Who is on your team? What's your track record on similar projects?

This is a solo project. I am an independent AI governance architect based in Montreal, specializing in deterministic safety systems, compliance frameworks, and high‑complexity technical design. My background spans many years as a business analyst, data analyst, and project manager in the IT industry, where I translated complex business models into technological solutions and collaborated closely with AI and data science teams.

Over the past year, I have developed the full QGI architecture — a tiered, invariants, and mathematically‑defined governance system designed to enforce universal safety constraints at runtime. This includes the formal specification of the five ethical invariants, the tiered governance structure, the jurisdictional mapping layer, and the system flowcharts used for implementation.

I have extensive experience in:

  • designing governance and compliance architectures

  • building technical frameworks from first principles

  • creating implementation‑ready diagrams, logic flows, and mathematical notation

  • managing complex, multi‑stakeholder technical projects

  • communicating scientific and technical concepts clearly to diverse audiences

QGI is the culmination of this work: a fully specified governance architecture now ready for empirical testing.
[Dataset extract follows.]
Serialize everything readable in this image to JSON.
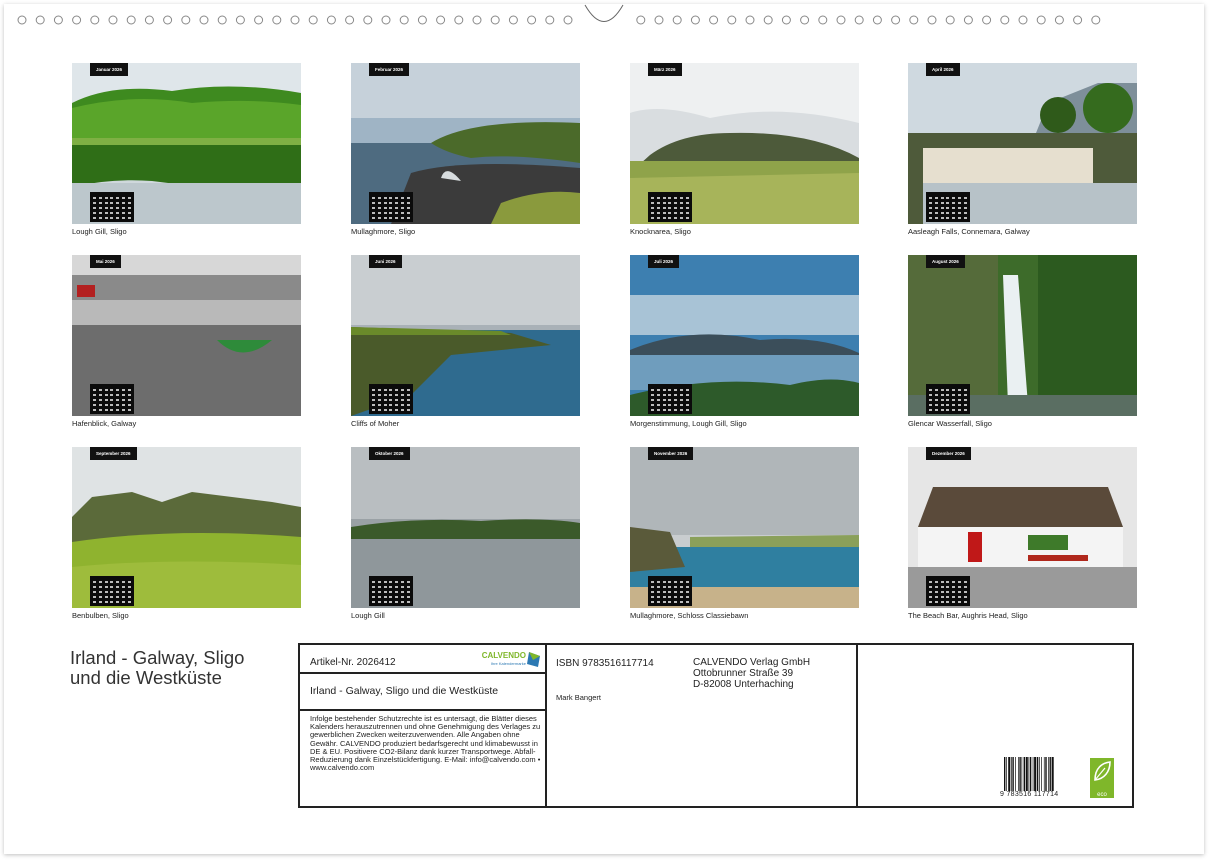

This project represents the next step — transforming the architecture into a working prototype and validating its performance on real AI tasks.

What are the most likely causes and outcomes if this project fails?

1. Integration Resistance

Cause: The AI industry is currently optimized for LLM “patching” (RLHF, safety fine‑tuning, classifier stacks). A full architectural shift toward invariant‑based governance may face resistance because it requires rethinking existing pipelines and deployment workflows.
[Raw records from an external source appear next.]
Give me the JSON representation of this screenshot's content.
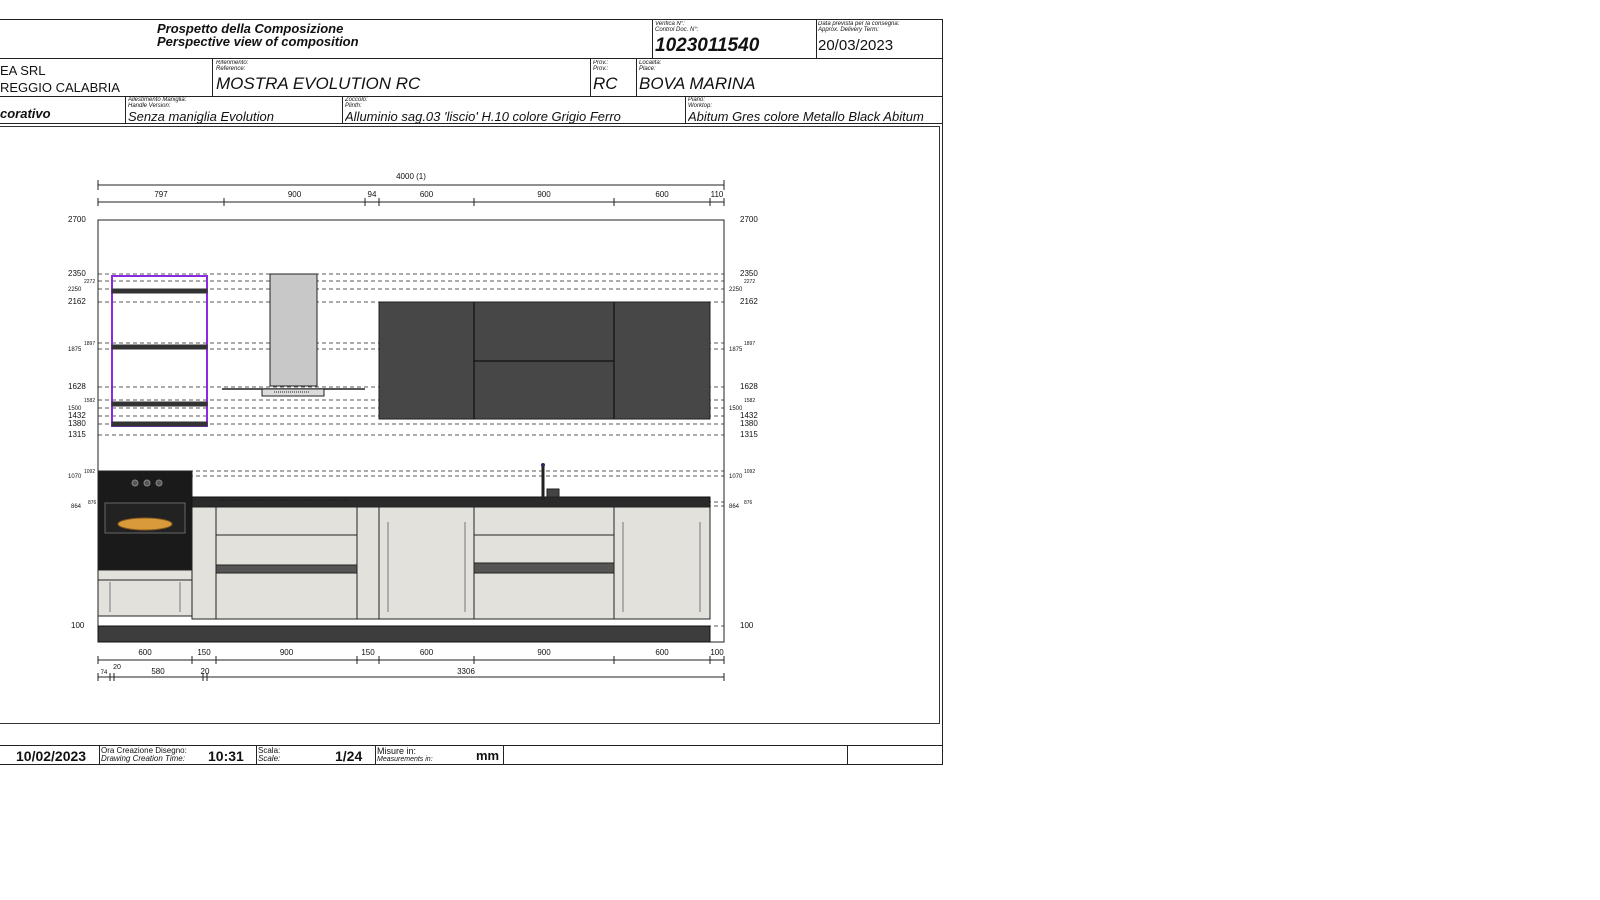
{
  "header": {
    "title_it": "Prospetto della Composizione",
    "title_en": "Perspective view of composition",
    "control_label_it": "Verifica N°:",
    "control_label_en": "Control Doc. N°:",
    "control_number": "1023011540",
    "delivery_label_it": "Data prevista per la consegna:",
    "delivery_label_en": "Approx. Delivery Term:",
    "delivery_date": "20/03/2023"
  },
  "row2": {
    "company": "EA SRL",
    "city": "REGGIO CALABRIA",
    "reference_label_it": "Riferimento:",
    "reference_label_en": "Reference:",
    "reference": "MOSTRA EVOLUTION RC",
    "prov_label_it": "Prov.:",
    "prov_label_en": "Prov.:",
    "prov": "RC",
    "place_label_it": "Località:",
    "place_label_en": "Place:",
    "place": "BOVA MARINA"
  },
  "row3": {
    "finish": "corativo",
    "handle_label_it": "Allestimento Maniglia:",
    "handle_label_en": "Handle Version:",
    "handle": "Senza maniglia Evolution",
    "plinth_label_it": "Zoccolo:",
    "plinth_label_en": "Plinth:",
    "plinth": "Alluminio sag.03 'liscio' H.10 colore Grigio Ferro",
    "worktop_label_it": "Piano:",
    "worktop_label_en": "Worktop:",
    "worktop": "Abitum Gres colore Metallo Black  Abitum"
  },
  "footer": {
    "date": "10/02/2023",
    "time_label_it": "Ora Creazione Disegno:",
    "time_label_en": "Drawing Creation Time:",
    "time": "10:31",
    "scale_label_it": "Scala:",
    "scale_label_en": "Scale:",
    "scale": "1/24",
    "measure_label_it": "Misure in:",
    "measure_label_en": "Measurements in:",
    "measure": "mm"
  },
  "drawing": {
    "overall_width": "4000 (1)",
    "top_dims": [
      "797",
      "900",
      "94",
      "600",
      "900",
      "600",
      "110"
    ],
    "bottom_dims": [
      "600",
      "150",
      "900",
      "150",
      "600",
      "900",
      "600",
      "100"
    ],
    "bottom_sub_dims": [
      "74",
      "20",
      "580",
      "20",
      "3306"
    ],
    "left_levels": [
      "2700",
      "2350",
      "2272",
      "2250",
      "2162",
      "1897",
      "1875",
      "1628",
      "1582",
      "1500",
      "1432",
      "1380",
      "1315",
      "1092",
      "1070",
      "876",
      "864",
      "100"
    ],
    "right_levels": [
      "2700",
      "2350",
      "2272",
      "2250",
      "2162",
      "1897",
      "1875",
      "1628",
      "1582",
      "1500",
      "1432",
      "1380",
      "1315",
      "1092",
      "1070",
      "876",
      "864",
      "100"
    ],
    "colors": {
      "line": "#222222",
      "base_door": "#e3e1dc",
      "wall_unit": "#474747",
      "plinth": "#3d3d3d",
      "worktop": "#2a2a2a",
      "shelf_frame": "#8a2be2",
      "hood": "#c8c8c8",
      "oven": "#1a1a1a"
    }
  }
}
Mitigation: Design QGI as a plug‑in supervisor layer that intercepts reasoning traces without replacing or retraining existing models. This lowers adoption friction and allows QGI to integrate into current infrastructures as an add‑on rather than a paradigm shift.

2. Complexity Paradox

Cause: In attempting to simplify AI ethics into universal “gravity‑like” invariants, the system may become too rigid to handle the nuance, ambiguity, and contextual flexibility required for natural language reasoning.
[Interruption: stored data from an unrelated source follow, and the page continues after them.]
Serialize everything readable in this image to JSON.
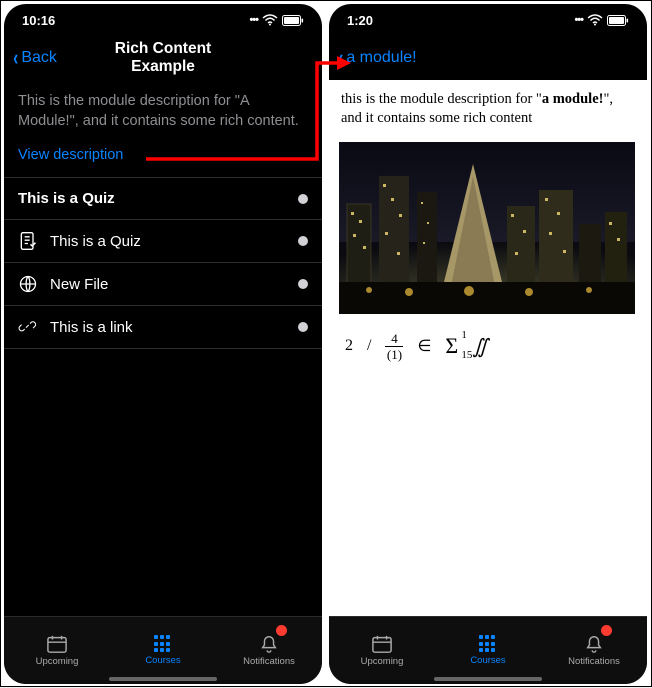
{
  "left": {
    "statusbar": {
      "time": "10:16"
    },
    "navbar": {
      "back": "Back",
      "title": "Rich Content Example"
    },
    "description": "This is the module description for \"A Module!\", and it contains some rich content.",
    "view_desc_label": "View description",
    "section_header": "This is a Quiz",
    "rows": [
      {
        "label": "This is a Quiz"
      },
      {
        "label": "New File"
      },
      {
        "label": "This is a link"
      }
    ]
  },
  "right": {
    "statusbar": {
      "time": "1:20"
    },
    "navbar": {
      "back": "a module!"
    },
    "body_prefix": "this is the module description for \"",
    "body_bold": "a module!",
    "body_suffix": "\", and it contains some rich content",
    "math": {
      "term1_base": "2",
      "term1_num": "4",
      "term1_den": "(1)",
      "slash": "/",
      "epsilon": "∈",
      "sigma_sup": "1",
      "sigma_sub": "15",
      "integral": "∬"
    }
  },
  "tabs": {
    "upcoming": "Upcoming",
    "courses": "Courses",
    "notifications": "Notifications"
  }
}
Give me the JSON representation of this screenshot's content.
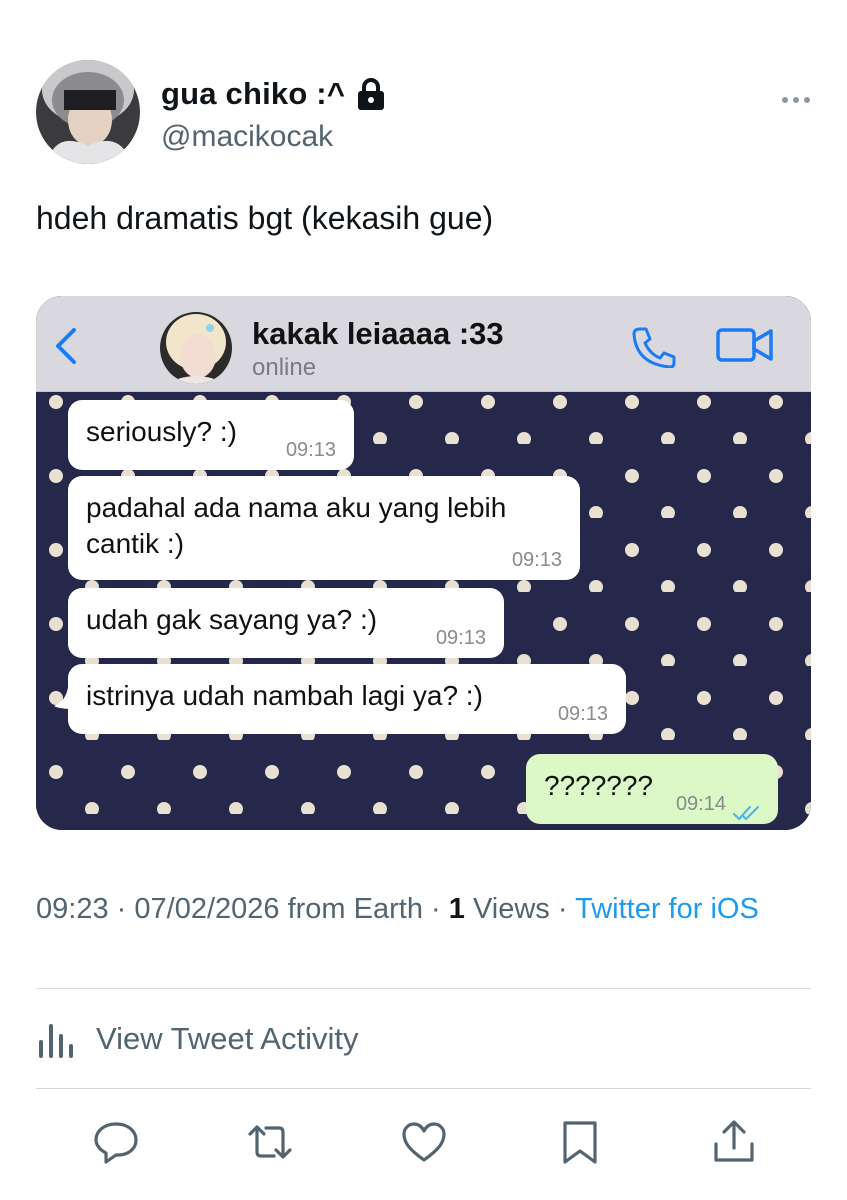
{
  "tweet": {
    "display_name": "gua chiko :^",
    "handle": "@macikocak",
    "text": "hdeh dramatis bgt (kekasih gue)",
    "time": "09:23",
    "date": "07/02/2026",
    "location": "from Earth",
    "separator": "·",
    "views_count": "1",
    "views_label": "Views",
    "source": "Twitter for iOS"
  },
  "chat": {
    "contact_name": "kakak leiaaaa :33",
    "status": "online",
    "messages": [
      {
        "text": "seriously? :)",
        "time": "09:13",
        "direction": "in"
      },
      {
        "text": "padahal ada nama aku yang lebih cantik :)",
        "time": "09:13",
        "direction": "in"
      },
      {
        "text": "udah gak sayang ya? :)",
        "time": "09:13",
        "direction": "in"
      },
      {
        "text": "istrinya udah nambah lagi ya? :)",
        "time": "09:13",
        "direction": "in"
      },
      {
        "text": "???????",
        "time": "09:14",
        "direction": "out",
        "read": true
      }
    ]
  },
  "activity": {
    "label": "View Tweet Activity"
  },
  "icons": {
    "lock": "lock-icon",
    "more": "more-horizontal-icon",
    "back": "chevron-left-icon",
    "call": "phone-icon",
    "video": "video-camera-icon",
    "activity": "bar-chart-icon",
    "reply": "reply-icon",
    "retweet": "retweet-icon",
    "like": "heart-icon",
    "bookmark": "bookmark-icon",
    "share": "share-icon"
  },
  "colors": {
    "accent": "#1d9bf0",
    "secondary_text": "#536471",
    "chat_wallpaper": "#25284a",
    "chat_dot": "#e8e0d0",
    "outgoing_bubble": "#dcf8c6",
    "ios_blue": "#1a7cf5"
  }
}
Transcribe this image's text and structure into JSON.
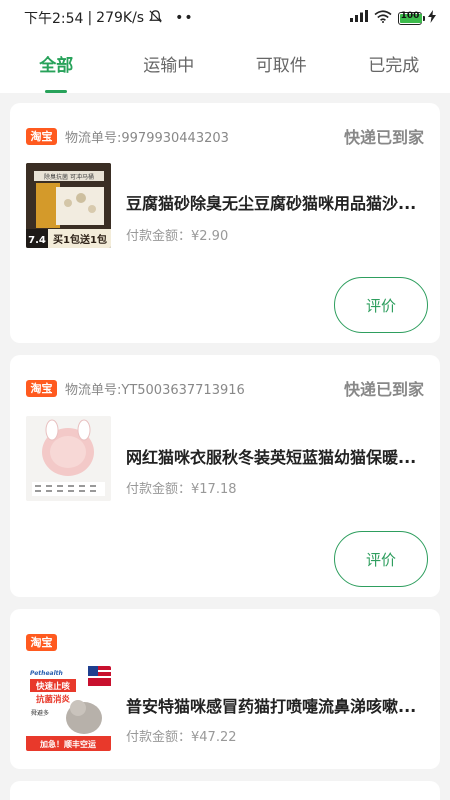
{
  "status_bar": {
    "time": "下午2:54",
    "speed": "279K/s",
    "battery": "100",
    "battery_level": 1.0
  },
  "tabs": [
    {
      "label": "全部",
      "active": true
    },
    {
      "label": "运输中",
      "active": false
    },
    {
      "label": "可取件",
      "active": false
    },
    {
      "label": "已完成",
      "active": false
    }
  ],
  "orders": [
    {
      "shop_logo": "淘宝",
      "tracking": "物流单号:9979930443203",
      "status": "快递已到家",
      "title": "豆腐猫砂除臭无尘豆腐砂猫咪用品猫沙...",
      "price": "付款金额：¥2.90",
      "action": "评价",
      "thumb": {
        "banner": "买1包送1包",
        "badge": "7.4",
        "top": "除臭抗菌 可冲马桶"
      }
    },
    {
      "shop_logo": "淘宝",
      "tracking": "物流单号:YT5003637713916",
      "status": "快递已到家",
      "title": "网红猫咪衣服秋冬装英短蓝猫幼猫保暖...",
      "price": "付款金额：¥17.18",
      "action": "评价"
    },
    {
      "shop_logo": "淘宝",
      "tracking": "",
      "status": "",
      "title": "普安特猫咪感冒药猫打喷嚏流鼻涕咳嗽...",
      "price": "付款金额：¥47.22",
      "action": "",
      "thumb": {
        "brand": "Pethealth",
        "line1": "快速止咳",
        "line2": "抗菌消炎",
        "line3": "舜避多",
        "banner": "加急！顺丰空运"
      }
    }
  ]
}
Mitigation: Use a Hybrid‑Logic architecture where QGI provides deterministic guardrails and constraint enforcement, while the underlying LLM retains responsibility for creative, contextual, and linguistic interpretation. This preserves flexibility while ensuring safety.

3. Edge Cases Not Considered Enough

Cause: Early versions of the invariant engine may fail on rare or adversarial edge cases that were not anticipated during initial design. These failures could produce false positives (blocking safe actions) or false negatives (allowing unsafe ones), making it difficult to evaluate QGI’s reliability.

Mitigation: Adopt a progressive stress‑testing approach, starting with simple synthetic tasks and gradually introducing adversarial, ambiguous, and high‑variance scenarios. Each failure becomes a data point for refining the invariants, improving the evaluation logic, and expanding the edge‑case library. This ensures that early gaps strengthen the system rather than undermine it.

How much money have you raised in the last 12 months, and from where?

I am just beginning the fundraising process for QGI, and this Manifund project is the first public funding request for the prototype and validation phase. Until now, all work on the QGI architecture — including the full invariant design, tiered governance structure, and implementation‑ready diagrams — has been self‑funded.

This project represents the transition from privately developed research to community‑supported empirical testing. The goal is to build the first working prototype and generate the initial validation results needed for collaboration with major AI labs and research institutions.